10. - Non é richiamato a proposito, quale parametro di costituzionalità, l'art. 107, terzo e quarto comma, Cost., per cui i magistrati si distinguono tra loro soltanto per diversità di funzioni (terzo comma), in quanto l'affidamento di determinate attribuzioni preistruttorie al procuratore della Repubblica, in aggiunta a quelle che già gli competono, non viola il principio della distinzione per funzioni; e le garanzie del pubblico ministero (quarto comma) non vengono lese dalle funzioni aggiuntive che la disciplina impugnata gli riserva nella fase di cui trattasi.

11. - Gran parte degli argomenti addotti valgono pure a dimostrare che la normativa denunziata non confligge con l'art. 101, seconda parte, Cost. per il quale "i giudici sono soggetti soltanto alla legge": da un lato, non si tratta di attribuzioni affidate a un magistrato in funzione di giudice e, dall'altro, non viene instaurato alcun rapporto di gerarchia tra pretore e procuratore della Repubblica, ma sono regolati, con legge, i rapporti tra i due organi (sentenza n. 95 del 1975 e ordinanza n. 244 del 1975).

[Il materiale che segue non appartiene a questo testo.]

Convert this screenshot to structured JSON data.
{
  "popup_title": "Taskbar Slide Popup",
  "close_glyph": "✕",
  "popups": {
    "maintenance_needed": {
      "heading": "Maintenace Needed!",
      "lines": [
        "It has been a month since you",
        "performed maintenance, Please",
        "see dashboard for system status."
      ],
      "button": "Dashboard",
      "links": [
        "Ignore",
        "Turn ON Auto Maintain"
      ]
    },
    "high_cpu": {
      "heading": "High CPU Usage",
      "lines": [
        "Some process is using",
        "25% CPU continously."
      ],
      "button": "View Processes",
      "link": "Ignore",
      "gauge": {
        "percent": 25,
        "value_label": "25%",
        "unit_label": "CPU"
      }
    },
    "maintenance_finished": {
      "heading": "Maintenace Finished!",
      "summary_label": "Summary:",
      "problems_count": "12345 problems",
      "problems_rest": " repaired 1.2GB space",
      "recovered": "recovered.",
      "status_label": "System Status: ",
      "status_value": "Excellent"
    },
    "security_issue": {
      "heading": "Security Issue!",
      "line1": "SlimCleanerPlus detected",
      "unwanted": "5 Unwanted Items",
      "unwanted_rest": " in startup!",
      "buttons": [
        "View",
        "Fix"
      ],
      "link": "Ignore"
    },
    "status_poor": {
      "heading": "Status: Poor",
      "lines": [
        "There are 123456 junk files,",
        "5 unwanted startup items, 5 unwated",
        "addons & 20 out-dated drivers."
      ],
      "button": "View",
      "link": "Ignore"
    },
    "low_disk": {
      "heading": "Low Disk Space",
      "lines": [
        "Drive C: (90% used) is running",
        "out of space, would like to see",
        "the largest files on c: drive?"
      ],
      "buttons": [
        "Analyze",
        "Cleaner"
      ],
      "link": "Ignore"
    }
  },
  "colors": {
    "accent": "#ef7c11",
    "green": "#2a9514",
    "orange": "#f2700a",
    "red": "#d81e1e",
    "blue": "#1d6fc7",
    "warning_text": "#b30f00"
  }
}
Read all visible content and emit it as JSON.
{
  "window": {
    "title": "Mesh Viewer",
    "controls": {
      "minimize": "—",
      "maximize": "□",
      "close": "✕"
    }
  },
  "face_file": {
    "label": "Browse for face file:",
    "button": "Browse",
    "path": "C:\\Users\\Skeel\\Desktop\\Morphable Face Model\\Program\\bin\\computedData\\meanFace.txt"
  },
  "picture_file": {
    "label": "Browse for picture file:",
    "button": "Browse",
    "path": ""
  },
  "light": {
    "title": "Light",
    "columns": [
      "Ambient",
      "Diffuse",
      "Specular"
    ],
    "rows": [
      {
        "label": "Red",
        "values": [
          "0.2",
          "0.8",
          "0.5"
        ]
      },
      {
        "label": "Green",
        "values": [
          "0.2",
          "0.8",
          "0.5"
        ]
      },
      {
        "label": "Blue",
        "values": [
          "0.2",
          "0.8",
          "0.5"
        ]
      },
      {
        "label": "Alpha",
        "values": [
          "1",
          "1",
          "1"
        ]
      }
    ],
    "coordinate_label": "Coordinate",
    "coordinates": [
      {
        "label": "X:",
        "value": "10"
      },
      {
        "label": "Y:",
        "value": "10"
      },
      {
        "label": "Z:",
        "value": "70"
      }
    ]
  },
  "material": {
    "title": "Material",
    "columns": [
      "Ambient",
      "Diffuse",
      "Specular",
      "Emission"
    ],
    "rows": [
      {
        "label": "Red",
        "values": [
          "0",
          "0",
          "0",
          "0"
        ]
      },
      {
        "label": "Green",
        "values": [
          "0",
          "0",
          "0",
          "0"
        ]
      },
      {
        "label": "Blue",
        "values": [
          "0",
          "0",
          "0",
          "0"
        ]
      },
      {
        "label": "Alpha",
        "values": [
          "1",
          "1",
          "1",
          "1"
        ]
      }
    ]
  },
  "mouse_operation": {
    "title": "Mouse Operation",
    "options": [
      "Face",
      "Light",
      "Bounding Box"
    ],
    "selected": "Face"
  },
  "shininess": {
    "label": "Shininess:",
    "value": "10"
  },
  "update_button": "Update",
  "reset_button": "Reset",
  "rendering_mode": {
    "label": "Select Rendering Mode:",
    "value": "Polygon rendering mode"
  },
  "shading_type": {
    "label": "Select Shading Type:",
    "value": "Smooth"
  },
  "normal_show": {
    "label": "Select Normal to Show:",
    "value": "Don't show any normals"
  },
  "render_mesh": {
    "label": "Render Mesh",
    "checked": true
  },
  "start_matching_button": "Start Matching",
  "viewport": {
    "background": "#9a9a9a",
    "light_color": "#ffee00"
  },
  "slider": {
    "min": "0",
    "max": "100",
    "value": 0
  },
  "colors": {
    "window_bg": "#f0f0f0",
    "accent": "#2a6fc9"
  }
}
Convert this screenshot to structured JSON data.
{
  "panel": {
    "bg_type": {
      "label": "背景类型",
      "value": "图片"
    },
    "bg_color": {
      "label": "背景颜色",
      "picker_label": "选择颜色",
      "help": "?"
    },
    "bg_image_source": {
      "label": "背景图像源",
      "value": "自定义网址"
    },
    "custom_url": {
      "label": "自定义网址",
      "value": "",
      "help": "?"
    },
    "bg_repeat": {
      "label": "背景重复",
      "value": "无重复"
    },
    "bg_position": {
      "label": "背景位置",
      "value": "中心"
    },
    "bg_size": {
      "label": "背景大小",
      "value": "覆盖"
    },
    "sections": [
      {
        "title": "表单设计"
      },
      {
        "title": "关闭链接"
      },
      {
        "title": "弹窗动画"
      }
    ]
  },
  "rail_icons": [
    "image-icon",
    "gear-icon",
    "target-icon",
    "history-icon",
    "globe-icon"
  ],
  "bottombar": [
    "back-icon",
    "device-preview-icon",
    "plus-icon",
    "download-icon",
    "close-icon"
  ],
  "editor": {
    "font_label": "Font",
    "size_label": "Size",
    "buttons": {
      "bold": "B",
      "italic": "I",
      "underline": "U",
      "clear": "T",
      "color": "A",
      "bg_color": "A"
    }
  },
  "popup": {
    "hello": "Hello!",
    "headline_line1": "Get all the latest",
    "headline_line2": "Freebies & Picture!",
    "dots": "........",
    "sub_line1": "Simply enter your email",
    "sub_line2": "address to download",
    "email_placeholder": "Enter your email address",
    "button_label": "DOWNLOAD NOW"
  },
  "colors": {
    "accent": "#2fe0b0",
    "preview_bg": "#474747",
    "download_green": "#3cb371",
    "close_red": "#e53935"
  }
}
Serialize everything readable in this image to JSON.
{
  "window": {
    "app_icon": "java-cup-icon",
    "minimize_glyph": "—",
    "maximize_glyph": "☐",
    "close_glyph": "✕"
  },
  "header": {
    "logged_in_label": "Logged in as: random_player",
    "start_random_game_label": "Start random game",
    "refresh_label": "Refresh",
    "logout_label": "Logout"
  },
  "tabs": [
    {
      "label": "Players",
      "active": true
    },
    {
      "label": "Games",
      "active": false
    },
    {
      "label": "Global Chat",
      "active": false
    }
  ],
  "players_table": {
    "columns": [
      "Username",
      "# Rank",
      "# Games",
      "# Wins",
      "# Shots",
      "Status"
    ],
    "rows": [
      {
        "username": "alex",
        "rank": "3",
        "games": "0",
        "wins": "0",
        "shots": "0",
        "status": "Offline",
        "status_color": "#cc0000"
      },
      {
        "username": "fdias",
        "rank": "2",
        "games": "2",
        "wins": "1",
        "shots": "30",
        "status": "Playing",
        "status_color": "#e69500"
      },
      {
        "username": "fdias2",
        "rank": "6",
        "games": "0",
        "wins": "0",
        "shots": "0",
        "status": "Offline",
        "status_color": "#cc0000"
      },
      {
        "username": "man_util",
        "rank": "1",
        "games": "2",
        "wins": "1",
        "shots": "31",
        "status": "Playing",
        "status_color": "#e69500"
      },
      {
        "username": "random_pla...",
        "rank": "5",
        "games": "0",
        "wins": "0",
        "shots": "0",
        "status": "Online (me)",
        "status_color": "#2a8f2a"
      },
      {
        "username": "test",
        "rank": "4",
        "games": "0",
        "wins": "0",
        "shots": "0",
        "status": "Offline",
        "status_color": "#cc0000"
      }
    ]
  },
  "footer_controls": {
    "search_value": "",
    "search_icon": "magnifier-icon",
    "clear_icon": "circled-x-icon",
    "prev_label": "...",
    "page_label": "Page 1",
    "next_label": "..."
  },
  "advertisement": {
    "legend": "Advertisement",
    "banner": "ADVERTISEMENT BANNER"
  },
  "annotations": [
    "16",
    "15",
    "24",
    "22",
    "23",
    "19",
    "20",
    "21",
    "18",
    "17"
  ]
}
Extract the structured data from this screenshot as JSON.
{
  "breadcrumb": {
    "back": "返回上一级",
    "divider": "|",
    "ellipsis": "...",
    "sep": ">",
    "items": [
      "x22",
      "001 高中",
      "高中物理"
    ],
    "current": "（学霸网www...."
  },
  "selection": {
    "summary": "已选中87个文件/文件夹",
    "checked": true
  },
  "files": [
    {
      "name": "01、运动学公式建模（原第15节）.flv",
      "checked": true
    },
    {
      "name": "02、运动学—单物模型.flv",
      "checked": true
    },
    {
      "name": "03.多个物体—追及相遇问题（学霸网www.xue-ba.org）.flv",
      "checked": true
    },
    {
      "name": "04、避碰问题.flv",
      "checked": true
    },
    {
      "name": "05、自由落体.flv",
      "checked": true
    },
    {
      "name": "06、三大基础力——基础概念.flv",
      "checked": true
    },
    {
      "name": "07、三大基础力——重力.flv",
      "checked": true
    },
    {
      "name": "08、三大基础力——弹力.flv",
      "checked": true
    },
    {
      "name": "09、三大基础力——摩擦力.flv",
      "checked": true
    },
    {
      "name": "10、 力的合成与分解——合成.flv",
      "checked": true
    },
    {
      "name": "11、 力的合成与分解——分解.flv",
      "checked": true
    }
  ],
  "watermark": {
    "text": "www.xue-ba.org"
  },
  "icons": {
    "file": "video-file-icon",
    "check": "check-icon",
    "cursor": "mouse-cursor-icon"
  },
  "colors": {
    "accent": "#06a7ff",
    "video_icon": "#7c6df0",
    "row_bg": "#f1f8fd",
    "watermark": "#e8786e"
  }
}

12. - Non é fondata, infine, la censura della norma contenuta nell'art. 6 della legge n. 98 del 1974, che ha modificato il testo originario dell'art. 339 cod. proc. pen. (pretore di Torino).

L'interpretazione su cui si fonda la doglianza - dalla quale deriverebbe l'esclusione del pretore, oltreché dall'autorizzazione alla polizia giudiziaria, anche dal compimento diretto di atti istruttori di intercettazione - non può essere condivisa, ove si considerino la formulazione della norma nel suo testo attuale e la immutata collocazione, nel codice di procedura penale, dell'art. 339 ("Dell'istruzione formale"), applicabile pure all'istruzione sommaria (art. 392, primo comma, cod. proc. pen.) e, nella specie, all'istruzione pretorile (art. 398, primo comma, cod. proc. pen.).

PER QUESTI MOTIVI

LA CORTE COSTITUZIONALE

dichiara non fondate le questioni di legittimità costituzionale degli artt. 226 bis, 226 ter e 226 quater, inseriti nel codice di procedura penale dall'art. 5 della legge 8 aprile 1974, n. 98 (Tutela della riservatezza e della libertà e segretezza delle comunicazioni), e, nei sensi di cui in motivazione, dell'art. 339 dello stesso codice nel testo modificato dall'art. 6 di detta legge, sollevate con le ordinanze in epigrafe in riferimento agli artt. 3, primo comma, 25, primo comma, 101, 102, 107, terzo e quarto comma, 108, secondo comma, 109 e 112 della Costituzione.

Così deciso in Roma, nella sede della Corte costituzionale, Palazzo della Consulta, il 21 aprile 1976.

Paolo ROSSI - Luigi OGGIONI - Angelo DE MARCO - Ercole ROCCHETTI - Enzo CAPALOZZA - Vincenzo Michele TRIMARCHI - Vezio CRISAFULLI - Nicola REALE - Leonetto AMADEI - Giulio GIONFRIDA - Edoardo VOLTERRA - Guido ASTUTI - Michele ROSSANO - Antonino DE STEFANO.

Arduino SALUSTRI - Cancelliere

 

Depositata in cancelleria il 28 aprile 1976.